Beginner Investing/Real price paid for a stock?
Expert: Steve Hach - 5/3/2011
QuestionApparently Paul thought my short question was too long to answer. Maybe you can be of assistance.
Sorry, the question sounds stupid. What I really want to know, is, despite the trading price, are you always paying the ask price when you're buying a stock.
For instance, if I bought this
(
http://finance.yahoo.com/q?s=PEIX&ql=1)
stock right now (it may change by the time you see it), even
though it is trading at 47 cents, would it cost me 95 cents to
buy it, because of the ask price?
Why is this? Is it because the ask price (due to speculation) is always adjusted to the company's "1 year target est."?
I'm not sure (because the bid isn't listed), but if I bought this right now (@ $0.95 I assume), I wouldn't even make an capital gains unless it went up further than the current ask price?
AnswerMike,
the bid price is the price you can SELL the stock at if you own it.
It is the price people are offering to buy the stock FROM YOU.
the ask price is the price you can BUY the stock at if you do not own it.
It is the price people are offering to sell their shares TO YOU.
The difference in the bid/ask prices is referred to as "the spread."
The spread represents the profit or cut that the broker/dealer/market maker is going to make for facilitating the trade.
Here it is for PEIX
Bid: 0.4120 x 300
Ask: 0.54 x 600
So, it's a spread of @13 cents, that's a HUGE spread for a stock only trading at 47 cents--in percentage terms it's almost 25%
Typically, the spread is far narrower for most tickers.
The reason the spread is so big here--I suspect--is because this is a very illiquid stock that doesn't have much volume.
You tend to get more shenanigans going on with such stocks.
If you checked almost any other major ticker that actually trades in a more liquid manner, Apple for instance:
http://finance.yahoo.com/q?s=aapl&ql=1
you see that the spread is much narrower.
Bid: 345.52 x 100
Ask: 345.89 x 100
that's a spread of 37 cents but the stock costs @345$, so it is a miniscule spread in percentage terms--1% of 345 is $3.45. 10% of $3.45 is 34.5 cents. so the spread is 1/10 of 1% of the actual cost of the stock.
There are so many apple shares, and so many people trade it, that the spread has been reduced to almost nothing.
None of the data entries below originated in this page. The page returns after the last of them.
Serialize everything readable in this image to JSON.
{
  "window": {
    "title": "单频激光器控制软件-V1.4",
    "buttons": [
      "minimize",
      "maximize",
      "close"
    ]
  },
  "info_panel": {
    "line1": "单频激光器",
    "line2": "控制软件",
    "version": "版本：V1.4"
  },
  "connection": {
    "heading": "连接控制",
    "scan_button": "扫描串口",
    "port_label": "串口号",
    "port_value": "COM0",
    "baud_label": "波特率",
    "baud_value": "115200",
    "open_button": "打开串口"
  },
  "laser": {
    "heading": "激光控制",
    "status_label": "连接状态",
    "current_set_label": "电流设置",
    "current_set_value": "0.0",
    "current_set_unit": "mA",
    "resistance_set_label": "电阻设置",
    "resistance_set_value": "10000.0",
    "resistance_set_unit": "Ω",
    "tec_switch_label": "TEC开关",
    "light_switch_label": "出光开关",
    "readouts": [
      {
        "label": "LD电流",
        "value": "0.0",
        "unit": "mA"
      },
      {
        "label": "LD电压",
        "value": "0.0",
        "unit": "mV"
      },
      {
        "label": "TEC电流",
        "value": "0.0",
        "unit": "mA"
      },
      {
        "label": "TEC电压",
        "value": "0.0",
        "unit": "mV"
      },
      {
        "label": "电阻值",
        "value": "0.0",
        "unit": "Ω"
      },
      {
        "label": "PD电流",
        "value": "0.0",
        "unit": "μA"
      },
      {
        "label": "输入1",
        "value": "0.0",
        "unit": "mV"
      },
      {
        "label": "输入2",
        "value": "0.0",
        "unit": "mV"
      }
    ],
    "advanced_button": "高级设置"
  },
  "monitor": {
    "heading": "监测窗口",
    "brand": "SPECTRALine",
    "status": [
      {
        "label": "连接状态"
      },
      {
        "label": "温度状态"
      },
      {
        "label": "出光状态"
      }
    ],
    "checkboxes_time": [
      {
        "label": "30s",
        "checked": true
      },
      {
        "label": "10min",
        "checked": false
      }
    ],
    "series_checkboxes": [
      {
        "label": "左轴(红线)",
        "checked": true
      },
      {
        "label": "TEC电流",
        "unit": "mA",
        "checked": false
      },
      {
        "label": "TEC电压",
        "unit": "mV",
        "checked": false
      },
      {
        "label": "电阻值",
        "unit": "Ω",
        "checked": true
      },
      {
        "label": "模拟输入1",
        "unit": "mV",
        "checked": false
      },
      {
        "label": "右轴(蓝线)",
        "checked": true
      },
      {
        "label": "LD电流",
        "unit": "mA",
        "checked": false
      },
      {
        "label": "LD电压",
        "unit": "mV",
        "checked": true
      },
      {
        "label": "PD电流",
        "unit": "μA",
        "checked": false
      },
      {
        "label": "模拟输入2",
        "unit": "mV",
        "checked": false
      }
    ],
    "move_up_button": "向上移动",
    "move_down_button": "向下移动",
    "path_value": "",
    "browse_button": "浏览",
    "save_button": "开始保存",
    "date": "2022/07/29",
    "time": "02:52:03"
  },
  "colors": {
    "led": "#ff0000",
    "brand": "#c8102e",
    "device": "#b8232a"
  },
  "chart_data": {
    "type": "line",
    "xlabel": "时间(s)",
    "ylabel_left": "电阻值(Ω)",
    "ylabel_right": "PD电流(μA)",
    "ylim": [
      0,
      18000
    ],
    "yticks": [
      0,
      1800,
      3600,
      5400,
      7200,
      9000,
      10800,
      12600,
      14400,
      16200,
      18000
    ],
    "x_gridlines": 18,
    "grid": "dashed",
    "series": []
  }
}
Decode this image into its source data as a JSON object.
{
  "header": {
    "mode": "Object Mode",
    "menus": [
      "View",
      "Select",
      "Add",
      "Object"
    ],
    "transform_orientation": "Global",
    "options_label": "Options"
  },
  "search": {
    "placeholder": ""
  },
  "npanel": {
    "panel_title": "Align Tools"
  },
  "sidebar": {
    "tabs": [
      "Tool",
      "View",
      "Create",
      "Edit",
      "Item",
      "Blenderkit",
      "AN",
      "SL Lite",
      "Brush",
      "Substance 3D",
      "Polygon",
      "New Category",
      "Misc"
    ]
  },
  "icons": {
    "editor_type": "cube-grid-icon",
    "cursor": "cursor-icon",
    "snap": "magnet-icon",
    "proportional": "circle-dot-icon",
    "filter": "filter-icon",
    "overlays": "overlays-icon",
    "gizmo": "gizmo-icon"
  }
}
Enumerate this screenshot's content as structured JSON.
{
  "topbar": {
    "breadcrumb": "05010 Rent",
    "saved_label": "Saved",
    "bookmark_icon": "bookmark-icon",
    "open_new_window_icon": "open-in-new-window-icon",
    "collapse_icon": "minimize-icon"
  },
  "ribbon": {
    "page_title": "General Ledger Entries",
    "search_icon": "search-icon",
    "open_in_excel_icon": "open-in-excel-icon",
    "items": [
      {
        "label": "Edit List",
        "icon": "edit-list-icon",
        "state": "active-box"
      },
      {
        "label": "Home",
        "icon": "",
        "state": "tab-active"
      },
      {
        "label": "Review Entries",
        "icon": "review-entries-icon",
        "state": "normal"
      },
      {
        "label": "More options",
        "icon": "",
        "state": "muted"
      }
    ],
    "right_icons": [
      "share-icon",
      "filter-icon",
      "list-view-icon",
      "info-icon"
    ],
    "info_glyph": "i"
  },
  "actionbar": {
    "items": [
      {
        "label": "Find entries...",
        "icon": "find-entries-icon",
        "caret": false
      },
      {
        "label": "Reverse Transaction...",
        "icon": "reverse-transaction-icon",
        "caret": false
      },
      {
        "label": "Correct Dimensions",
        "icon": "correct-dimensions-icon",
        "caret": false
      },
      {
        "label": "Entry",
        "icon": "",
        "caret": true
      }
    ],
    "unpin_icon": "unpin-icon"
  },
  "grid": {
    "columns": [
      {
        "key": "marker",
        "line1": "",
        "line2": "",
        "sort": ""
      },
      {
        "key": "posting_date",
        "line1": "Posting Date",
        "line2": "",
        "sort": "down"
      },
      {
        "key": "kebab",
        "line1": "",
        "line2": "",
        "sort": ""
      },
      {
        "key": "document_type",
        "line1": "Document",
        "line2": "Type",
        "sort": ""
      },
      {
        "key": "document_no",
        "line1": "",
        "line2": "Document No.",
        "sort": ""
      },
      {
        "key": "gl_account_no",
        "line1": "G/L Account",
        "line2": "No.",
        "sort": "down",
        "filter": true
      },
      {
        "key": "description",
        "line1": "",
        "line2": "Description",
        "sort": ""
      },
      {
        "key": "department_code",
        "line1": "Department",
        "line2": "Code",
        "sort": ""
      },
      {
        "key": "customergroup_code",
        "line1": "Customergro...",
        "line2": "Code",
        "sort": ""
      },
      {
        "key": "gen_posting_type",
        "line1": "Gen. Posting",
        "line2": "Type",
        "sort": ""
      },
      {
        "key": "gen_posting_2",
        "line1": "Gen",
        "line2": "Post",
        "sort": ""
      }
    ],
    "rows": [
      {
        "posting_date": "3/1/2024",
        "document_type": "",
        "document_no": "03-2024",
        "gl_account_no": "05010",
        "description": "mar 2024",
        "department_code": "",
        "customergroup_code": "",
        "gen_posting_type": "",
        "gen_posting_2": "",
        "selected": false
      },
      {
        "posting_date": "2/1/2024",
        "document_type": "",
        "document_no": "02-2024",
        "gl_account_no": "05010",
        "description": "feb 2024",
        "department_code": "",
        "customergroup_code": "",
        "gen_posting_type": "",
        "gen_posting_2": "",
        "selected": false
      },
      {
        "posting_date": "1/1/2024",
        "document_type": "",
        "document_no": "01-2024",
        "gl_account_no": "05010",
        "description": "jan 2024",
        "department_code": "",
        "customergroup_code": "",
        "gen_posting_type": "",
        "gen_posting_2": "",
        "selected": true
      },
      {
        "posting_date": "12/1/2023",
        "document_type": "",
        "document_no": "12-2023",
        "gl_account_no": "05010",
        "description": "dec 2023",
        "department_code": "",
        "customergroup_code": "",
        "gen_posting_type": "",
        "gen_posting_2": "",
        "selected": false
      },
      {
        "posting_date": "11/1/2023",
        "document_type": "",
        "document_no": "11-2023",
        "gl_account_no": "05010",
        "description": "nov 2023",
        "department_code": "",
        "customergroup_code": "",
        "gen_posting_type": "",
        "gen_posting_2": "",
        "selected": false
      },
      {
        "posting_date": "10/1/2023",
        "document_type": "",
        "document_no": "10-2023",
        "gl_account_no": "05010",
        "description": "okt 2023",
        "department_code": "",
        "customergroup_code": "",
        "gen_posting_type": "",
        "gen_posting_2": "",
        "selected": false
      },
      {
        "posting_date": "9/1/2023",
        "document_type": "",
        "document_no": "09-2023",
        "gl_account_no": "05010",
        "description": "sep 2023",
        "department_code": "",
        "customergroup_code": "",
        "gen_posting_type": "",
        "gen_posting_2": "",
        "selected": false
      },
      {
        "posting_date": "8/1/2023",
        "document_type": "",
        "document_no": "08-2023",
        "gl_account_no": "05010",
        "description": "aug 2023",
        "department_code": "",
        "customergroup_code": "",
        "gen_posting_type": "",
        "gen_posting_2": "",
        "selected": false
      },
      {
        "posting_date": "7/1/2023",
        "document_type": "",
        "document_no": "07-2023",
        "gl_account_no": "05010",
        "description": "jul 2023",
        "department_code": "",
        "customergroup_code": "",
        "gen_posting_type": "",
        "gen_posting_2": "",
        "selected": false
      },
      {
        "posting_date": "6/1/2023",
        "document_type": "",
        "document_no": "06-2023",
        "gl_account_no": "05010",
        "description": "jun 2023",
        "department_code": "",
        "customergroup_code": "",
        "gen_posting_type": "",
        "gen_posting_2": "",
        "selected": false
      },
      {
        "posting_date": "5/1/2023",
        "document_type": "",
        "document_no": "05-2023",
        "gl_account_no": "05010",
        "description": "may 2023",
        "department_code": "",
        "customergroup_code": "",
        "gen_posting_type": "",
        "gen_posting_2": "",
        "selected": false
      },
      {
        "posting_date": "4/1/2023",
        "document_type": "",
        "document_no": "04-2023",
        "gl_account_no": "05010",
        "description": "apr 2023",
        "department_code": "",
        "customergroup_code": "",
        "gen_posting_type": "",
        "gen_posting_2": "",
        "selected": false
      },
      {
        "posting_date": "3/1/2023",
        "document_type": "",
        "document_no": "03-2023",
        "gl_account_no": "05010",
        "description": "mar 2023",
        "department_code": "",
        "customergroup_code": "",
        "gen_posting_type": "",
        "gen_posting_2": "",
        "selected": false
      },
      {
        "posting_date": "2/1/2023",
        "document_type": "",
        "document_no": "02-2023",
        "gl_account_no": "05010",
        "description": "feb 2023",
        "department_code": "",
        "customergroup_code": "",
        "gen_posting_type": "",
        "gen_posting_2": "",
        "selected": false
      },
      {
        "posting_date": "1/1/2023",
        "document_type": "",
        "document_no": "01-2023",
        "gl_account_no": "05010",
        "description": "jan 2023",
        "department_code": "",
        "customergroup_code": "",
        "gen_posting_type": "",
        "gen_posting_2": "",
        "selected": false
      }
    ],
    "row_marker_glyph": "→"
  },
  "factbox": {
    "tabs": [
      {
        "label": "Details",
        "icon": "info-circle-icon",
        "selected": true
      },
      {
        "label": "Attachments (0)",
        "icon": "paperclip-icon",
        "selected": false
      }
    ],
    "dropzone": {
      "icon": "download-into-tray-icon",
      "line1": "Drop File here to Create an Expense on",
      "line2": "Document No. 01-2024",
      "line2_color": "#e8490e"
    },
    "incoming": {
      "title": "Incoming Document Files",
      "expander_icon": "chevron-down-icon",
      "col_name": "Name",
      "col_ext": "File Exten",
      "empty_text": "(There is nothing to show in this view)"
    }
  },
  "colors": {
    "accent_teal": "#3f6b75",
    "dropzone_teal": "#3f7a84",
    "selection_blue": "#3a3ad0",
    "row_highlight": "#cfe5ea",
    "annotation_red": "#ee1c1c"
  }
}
If millions of shares trade a day then a million times 37 cents is big cut for traders but with a stock that only trades a few hundred shares a day the spread is higher so that there is profit in making the trade despite the low volume.
The one year target estimate has nothing to do with the actual bid/ask right now, that's just a number based on what analysts think the stock may be trading at in 12 months time.
so forget the 97 cents except to use as a metric to figure out if the stock is supposed to go up or down according to analysts.
a stock with a price target that is double the current price would be a better choice than one whose 1 year price target was half the current price.
I would google this if it doesn't make sense.